I think we should talk about this…

Given that we are in the Humanities, and this seems to be attacking some of the scholarship there.

I will say this, on one level, I agree with one point that Lindsay, Pluckrose, and Boghossian are making, and that is that there is a lot of crap scholarship out there.

I’ve read many pieces that were written in a deliberately confusing way.

For instance, I once read a (in my humble opinion) a poorly written piece on colonialism. When I brought up my issues with the article in class, I was told that I “fetishize clarity.”

This set off my crap detector.

I understand that complicated ideas require complex discussions, but I think there’s a difference between complex and convoluted. Convoluted arguments are built to confuse the reader.

Having said that, I don’t think that Lindsay, Pluckrose, and Boghossian really showed us all that much, and their whole concept of “grievance studies” is openly dismissive of the real struggles faced by women and minorities in society.

They way they describe gender studies, ethnic studies, LGBT studies, etc. as creating or encouraging a cult of victimization is wrongheaded to me. From what I have read in these studies, most of them are calling out the issues in our culture, and proposing change.  They aren’t just whining “”Woe is me!” as Lindsay, Pluckrose, and Boghossian imply.

 

5 thoughts on “I think we should talk about this…

  1. Hannah House

    Fully agree.

    Another criticism I’ve been seeing on Twitter is that this was an egregious waste of time and labor from the editors and peer reviewers who spent effort on these articles, whether the article was accepted or rejected. Exploiting a flawed system in bad faith in not inherently corrective.

  2. Hannah House

    On further refection and continued following of discussion around this, my opinion is shifting. I don’t like the end result optics for the fields targeted, but it is problematic that some of those studies passed review.

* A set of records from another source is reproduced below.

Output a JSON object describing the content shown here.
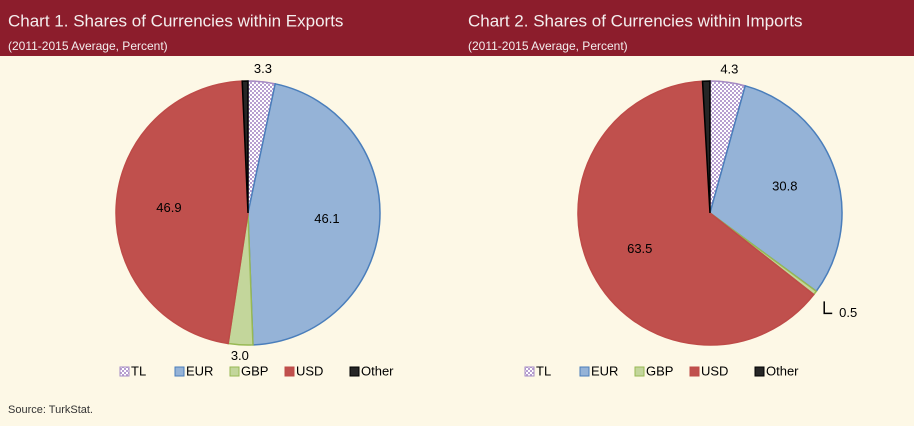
{
  "source": "Source: TurkStat.",
  "chart_data": [
    {
      "type": "pie",
      "title": "Chart 1. Shares of Currencies within Exports",
      "subtitle": "(2011-2015 Average, Percent)",
      "categories": [
        "TL",
        "EUR",
        "GBP",
        "USD",
        "Other"
      ],
      "values": [
        3.3,
        46.1,
        3.0,
        46.9,
        0.7
      ],
      "value_labels": [
        "3.3",
        "46.1",
        "3.0",
        "46.9",
        null
      ],
      "colors": [
        "#c9b3dc",
        "#95b3d7",
        "#c3d69b",
        "#c0504d",
        "#262626"
      ]
    },
    {
      "type": "pie",
      "title": "Chart 2. Shares of Currencies within Imports",
      "subtitle": "(2011-2015 Average, Percent)",
      "categories": [
        "TL",
        "EUR",
        "GBP",
        "USD",
        "Other"
      ],
      "values": [
        4.3,
        30.8,
        0.5,
        63.5,
        0.9
      ],
      "value_labels": [
        "4.3",
        "30.8",
        "0.5",
        "63.5",
        null
      ],
      "colors": [
        "#c9b3dc",
        "#95b3d7",
        "#c3d69b",
        "#c0504d",
        "#262626"
      ]
    }
  ]
}
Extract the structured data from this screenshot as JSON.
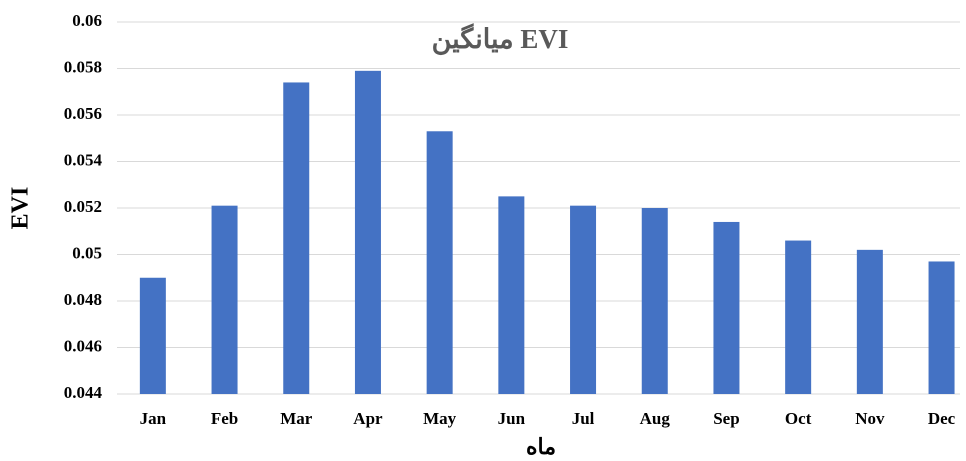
{
  "chart_data": {
    "type": "bar",
    "title": "میانگین EVI",
    "x_label": "ماه",
    "y_label": "EVI",
    "categories": [
      "Jan",
      "Feb",
      "Mar",
      "Apr",
      "May",
      "Jun",
      "Jul",
      "Aug",
      "Sep",
      "Oct",
      "Nov",
      "Dec"
    ],
    "values": [
      0.049,
      0.0521,
      0.0574,
      0.0579,
      0.0553,
      0.0525,
      0.0521,
      0.052,
      0.0514,
      0.0506,
      0.0502,
      0.0497
    ],
    "color": "#4472c4",
    "ylim": [
      0.044,
      0.06
    ],
    "yticks": [
      0.044,
      0.046,
      0.048,
      0.05,
      0.052,
      0.054,
      0.056,
      0.058,
      0.06
    ],
    "grid": true
  }
}
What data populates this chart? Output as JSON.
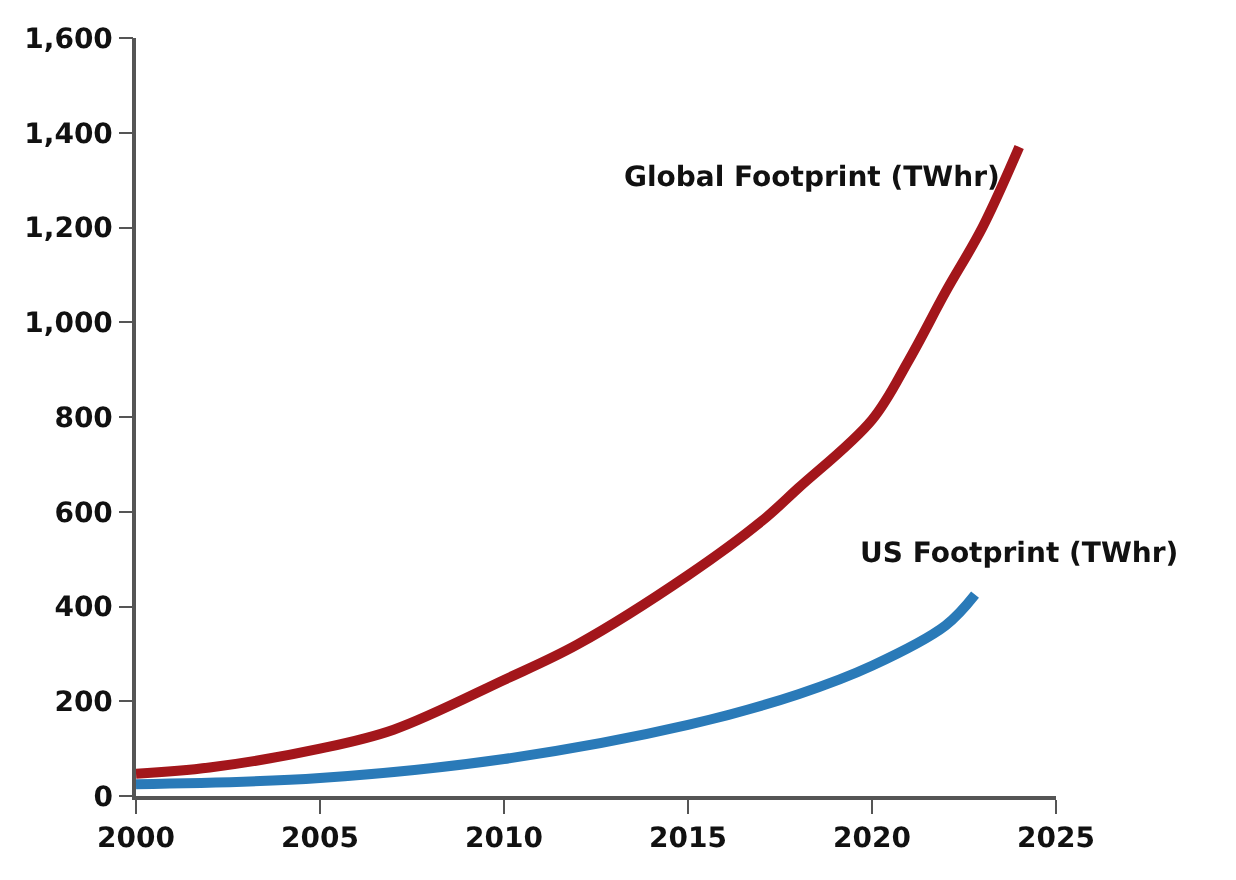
{
  "chart_data": {
    "type": "line",
    "xlim": [
      2000,
      2025
    ],
    "xticks": [
      2000,
      2005,
      2010,
      2015,
      2020,
      2025
    ],
    "ylim": [
      0,
      1600
    ],
    "yticks": [
      0,
      200,
      400,
      600,
      800,
      {
        "value": 1000,
        "label": "1,000"
      },
      {
        "value": 1200,
        "label": "1,200"
      },
      {
        "value": 1400,
        "label": "1,400"
      },
      {
        "value": 1600,
        "label": "1,600"
      }
    ],
    "legend": false,
    "marker": "none",
    "line_style": "solid",
    "series": [
      {
        "name": "Global Footprint (TWhr)",
        "color": "#a3161b",
        "x": [
          2000,
          2002,
          2005,
          2007,
          2010,
          2012,
          2015,
          2017,
          2018,
          2020,
          2021,
          2022,
          2023,
          2024
        ],
        "values": [
          47,
          60,
          100,
          140,
          245,
          320,
          466,
          580,
          650,
          794,
          920,
          1064,
          1200,
          1370
        ]
      },
      {
        "name": "US Footprint (TWhr)",
        "color": "#2a7ab8",
        "x": [
          2000,
          2005,
          2010,
          2015,
          2018,
          2020,
          2022,
          2022.8
        ],
        "values": [
          25,
          38,
          78,
          150,
          215,
          275,
          360,
          425
        ]
      }
    ]
  }
}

    One good counterpoint to the wasted labor argument is that faked content has been an important tool in studies that revealed rampant discrimination against women and/or minorities in areas such as hiring practices or ability to access services such as Airbnb or front desk assistance at a hotel. Such studies have not been met with pushback from the academic community bemoaning the “wasted labor” of HR resume reviewers, Airbnb hosts, or hotel workers.

    @Tascha_Mounk wonders if this aspect of the current backlash is based less on principle than the fact that spending time on a fake review hits a little closer to home for academics.

    I think this is an excellent opportunity for some thoughtful reflection in the academic community about using hoax content in studies that involve labor and other resources from people who didn’t consent to be part of a study. Doing so has been greatly helpful in discrimination studies, where it’s been largely uncontroversial, but as the current reactions to ‘Sokal Squared’ reveal, there are ethical considerations. The academic community should develop a balanced POV on this, in which consideration for the use of unknowing parties’ labor in reviewing hoax material is treated consistently in all circumstances, rather than it only being seen as a problem when academic labor is involved.

  3. Nancy Foasberg

    There’s been a ton of discussion about this on Twitter and elsewhere! It does seem timely as we’ve just been discussing peer review.

    I found a good blog post here: https://genderate.wordpress.com/2018/10/04/grievance-studies/
    …a Twitter thread criticizing the study here: https://twitter.com/Noahpinion/status/1047647218553958400
    …and another Twitter thread defending it from criticism here: https://twitter.com/Yascha_Mounk/status/1047857821461762049

    I don’t think this study tells us a lot about these fields, given that they don’t provide a basis for comparison! It doesn’t tell us whether similar hoaxes could get through in any field or whether it’s about the standards in those fields in particular, as the authors seem to claim.

    I guess the more interesting question here (to me at least) is whether peer-review is supposed to recognize articles submitted in bad faith. As much as I definitely want peer reviewers to be critical, seek out poor reasoning and bad methodology, etc, I don’t think I want the peer-review system to be predicated on the notion that authors are possibly trying to put one over on the journal.

  4. Dax Oliver

    No one, I assume, wants a paranoid peer review process where everyone is worried that they’re being hoaxed. People researching provocative topics shouldn’t be afraid that journals will think they’re hoaxers. However, is there much difference in the end result between allowing a bad-faith paper to be published and allowing a good-faith badly researched paper to be published? Shouldn’t a rigorous peer review process flag both? And if it doesn’t… I think it’s hard to escape the conclusion that there’s been a breakdown somewhere in the peer review process.